"Nie ma zagrożenia ukraińskim importem rolnym dla unijnego rynku. Nic alarmującego się nie dzieje" - przekazał RMF FM urzędnik Komisji Europejskiej. Nawiązał on do analizy w sprawie funkcjonowania bezcłowego handlu z Ukrainą za maj i czerwiec, wykonanej przez Dyrekcję Generalną ds. Handlu KE. Dokument ten Komisja przekazała krajom członkowskim UE.

REKLAMA

Bruksela jest zobowiązana do przedstawiania co 2 miesiące analiz, jak ta wykonana przez dyrekcję ds. handlu. Ta jest pierwsza po przedłużeniu bezcłowego handlu.

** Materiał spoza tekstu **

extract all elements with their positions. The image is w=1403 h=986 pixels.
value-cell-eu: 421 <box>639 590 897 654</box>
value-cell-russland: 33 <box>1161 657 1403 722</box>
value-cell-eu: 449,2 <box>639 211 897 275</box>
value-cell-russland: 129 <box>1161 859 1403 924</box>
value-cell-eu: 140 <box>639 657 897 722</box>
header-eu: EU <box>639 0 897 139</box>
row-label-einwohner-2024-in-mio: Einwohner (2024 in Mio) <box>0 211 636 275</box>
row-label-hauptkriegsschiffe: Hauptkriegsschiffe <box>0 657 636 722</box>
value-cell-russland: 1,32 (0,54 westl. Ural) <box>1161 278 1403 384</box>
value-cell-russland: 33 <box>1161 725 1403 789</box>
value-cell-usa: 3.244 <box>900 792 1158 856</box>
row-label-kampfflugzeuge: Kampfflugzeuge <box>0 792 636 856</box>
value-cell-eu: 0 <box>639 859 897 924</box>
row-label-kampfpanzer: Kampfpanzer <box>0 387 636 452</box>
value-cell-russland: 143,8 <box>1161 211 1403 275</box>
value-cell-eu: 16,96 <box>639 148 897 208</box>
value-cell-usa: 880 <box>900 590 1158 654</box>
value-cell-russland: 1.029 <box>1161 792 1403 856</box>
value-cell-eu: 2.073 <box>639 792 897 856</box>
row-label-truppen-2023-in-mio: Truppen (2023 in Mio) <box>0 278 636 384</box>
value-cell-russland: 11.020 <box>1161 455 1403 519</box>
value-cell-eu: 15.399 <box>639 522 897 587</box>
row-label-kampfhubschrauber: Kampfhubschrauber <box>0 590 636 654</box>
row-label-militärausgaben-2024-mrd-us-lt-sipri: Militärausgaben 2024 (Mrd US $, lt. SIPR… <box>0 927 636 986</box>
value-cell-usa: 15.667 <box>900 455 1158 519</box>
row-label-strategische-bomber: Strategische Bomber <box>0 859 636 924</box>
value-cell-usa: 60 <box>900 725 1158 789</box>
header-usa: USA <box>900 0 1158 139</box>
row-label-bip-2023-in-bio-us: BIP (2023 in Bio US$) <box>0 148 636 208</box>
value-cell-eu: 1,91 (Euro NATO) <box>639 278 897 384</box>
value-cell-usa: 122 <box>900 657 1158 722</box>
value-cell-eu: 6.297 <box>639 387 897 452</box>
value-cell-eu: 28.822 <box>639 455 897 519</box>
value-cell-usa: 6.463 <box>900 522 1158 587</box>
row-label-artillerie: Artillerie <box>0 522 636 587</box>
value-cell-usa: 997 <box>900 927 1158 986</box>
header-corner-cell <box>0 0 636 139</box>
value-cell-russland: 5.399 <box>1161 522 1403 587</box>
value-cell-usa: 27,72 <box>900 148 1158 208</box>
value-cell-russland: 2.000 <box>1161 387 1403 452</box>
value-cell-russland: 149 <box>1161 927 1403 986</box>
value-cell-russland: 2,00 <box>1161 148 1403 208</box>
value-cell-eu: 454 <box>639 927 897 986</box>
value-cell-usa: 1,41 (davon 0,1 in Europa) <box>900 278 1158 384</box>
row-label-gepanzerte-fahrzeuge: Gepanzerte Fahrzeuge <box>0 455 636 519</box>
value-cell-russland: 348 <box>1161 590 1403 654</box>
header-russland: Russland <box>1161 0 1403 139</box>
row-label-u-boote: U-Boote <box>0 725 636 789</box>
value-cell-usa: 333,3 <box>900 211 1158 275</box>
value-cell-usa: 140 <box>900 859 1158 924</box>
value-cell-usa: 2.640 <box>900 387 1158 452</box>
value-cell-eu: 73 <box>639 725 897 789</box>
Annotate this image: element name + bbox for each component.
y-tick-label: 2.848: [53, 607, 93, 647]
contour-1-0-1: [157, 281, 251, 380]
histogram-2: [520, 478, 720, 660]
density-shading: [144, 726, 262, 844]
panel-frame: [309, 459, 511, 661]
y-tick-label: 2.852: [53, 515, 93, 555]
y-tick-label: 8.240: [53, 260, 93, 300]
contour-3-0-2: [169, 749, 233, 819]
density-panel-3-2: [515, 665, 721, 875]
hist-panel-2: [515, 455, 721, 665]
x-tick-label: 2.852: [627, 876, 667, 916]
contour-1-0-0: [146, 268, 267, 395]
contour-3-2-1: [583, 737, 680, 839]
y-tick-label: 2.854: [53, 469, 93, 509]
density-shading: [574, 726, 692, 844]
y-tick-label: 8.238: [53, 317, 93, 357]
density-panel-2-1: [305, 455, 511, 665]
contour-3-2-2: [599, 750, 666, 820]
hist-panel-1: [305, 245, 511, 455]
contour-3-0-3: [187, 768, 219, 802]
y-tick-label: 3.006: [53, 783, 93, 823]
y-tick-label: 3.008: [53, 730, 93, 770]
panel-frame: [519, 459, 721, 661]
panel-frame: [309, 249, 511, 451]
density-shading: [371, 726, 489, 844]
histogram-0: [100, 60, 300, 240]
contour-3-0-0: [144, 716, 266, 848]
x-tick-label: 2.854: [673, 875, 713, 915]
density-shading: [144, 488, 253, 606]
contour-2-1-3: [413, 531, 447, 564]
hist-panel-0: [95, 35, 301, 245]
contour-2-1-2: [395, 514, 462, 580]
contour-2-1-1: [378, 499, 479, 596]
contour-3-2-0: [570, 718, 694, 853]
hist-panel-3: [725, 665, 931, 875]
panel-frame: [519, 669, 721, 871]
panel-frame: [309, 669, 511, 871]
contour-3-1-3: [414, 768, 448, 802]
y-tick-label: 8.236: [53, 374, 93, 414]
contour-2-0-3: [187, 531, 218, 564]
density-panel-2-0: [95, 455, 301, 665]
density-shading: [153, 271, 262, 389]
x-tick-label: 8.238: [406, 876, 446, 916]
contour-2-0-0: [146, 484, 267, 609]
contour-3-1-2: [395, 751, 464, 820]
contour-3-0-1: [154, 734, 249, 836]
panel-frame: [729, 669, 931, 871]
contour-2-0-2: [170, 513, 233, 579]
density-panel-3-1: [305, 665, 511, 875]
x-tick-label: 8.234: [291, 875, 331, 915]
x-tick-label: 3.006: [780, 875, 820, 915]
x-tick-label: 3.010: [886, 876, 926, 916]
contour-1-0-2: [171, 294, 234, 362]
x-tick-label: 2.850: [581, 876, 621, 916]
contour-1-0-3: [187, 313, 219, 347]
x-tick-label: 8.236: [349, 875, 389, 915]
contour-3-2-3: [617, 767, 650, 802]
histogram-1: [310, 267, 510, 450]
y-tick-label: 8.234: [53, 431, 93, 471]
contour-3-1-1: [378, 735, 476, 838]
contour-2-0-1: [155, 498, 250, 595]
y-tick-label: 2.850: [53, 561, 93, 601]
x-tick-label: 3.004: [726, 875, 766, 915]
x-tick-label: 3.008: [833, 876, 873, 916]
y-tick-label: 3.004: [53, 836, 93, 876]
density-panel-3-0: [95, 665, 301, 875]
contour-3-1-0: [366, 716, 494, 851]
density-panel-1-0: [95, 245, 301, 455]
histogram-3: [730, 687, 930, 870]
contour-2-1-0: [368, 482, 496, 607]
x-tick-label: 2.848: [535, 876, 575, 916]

Nie ma podstaw do nowych zakazów

Korespondentka RMF FM z Brukseli Katarzyna Szymańska-Borginon nieoficjalnie ustaliła, że z tej analizy wynika to, iż nie ma podstaw, aby obecnie wprowadzać jakiekolwiek nowe unijne zakazy importu z Ukrainy. Przypomnijmy, bezcłowy handel państw unijnych z Ukrainą został przedłużony do czerwca 2024 roku. Zakaz importu ukraińskiego ziarna dotyczy jedynie kilku krajów - Bułgarii, Polski, Rumunii i Słowacji. Zakaz importu do 4 krajów obowiązuje do 15 września i ewentualnym przedłużeniem tego terminu KE zajmie się na początku przyszłego miesiąca.

Jak dowiedział się RMF FM, w tej analizie nie uwzględniono jednak importu malin czy truskawek. A sektor ten jest bardzo ważny dla Polski, która jest największym producentem malin w Unii Europejskiej.

W lipcu Warszawa zwróciła się do KE o wprowadzenie zakazu importu tych owoców z powodu im nadmiernego ukraińskiego importu.

Dwa procent unijnej produkcji

Jeśli chodzi o pozostałe artykuły rolne, praktycznie w żadnych przypadku import z Ukrainy nie przekracza dwóch procent unijnej produkcji. Trudno więc mówić - przy tak niewielkiej skali - że ukraiński import destabilizuje unijny rynek.

W maju i czerwcu w ogóle nie sprowadzano ukraińskiej wołowiny i wieprzowiny. Z kolei import drobiu w tych miesiącach to nieco ponad 32 tys. ton. Jednak jego roczna produkcja w UE to około miliona ton.

Nie ma więc zagrożenia, tym bardziej że ceny w Unii rosną - przekazał rozmówca RMF FM. Oznacza to, praktycznie brak szans na wprowadzenie restrykcji importowych na drób z Ukrainy o które wnioskowała w czerwcu europejska organizacja producentów drobiu (AVEC), w tym polscy drobiarze.

Nie ma także zagrożenia dla producentów miodu czy cukru.

Natomiast w przypadku pszenicy, kukurydzy, rzepaku i nasion słonecznika import do 4 krajów w tym do Polski jest zerowy. Zboża te importują zwłaszcza Hiszpania, Włochy, Portugalia czy Holandia.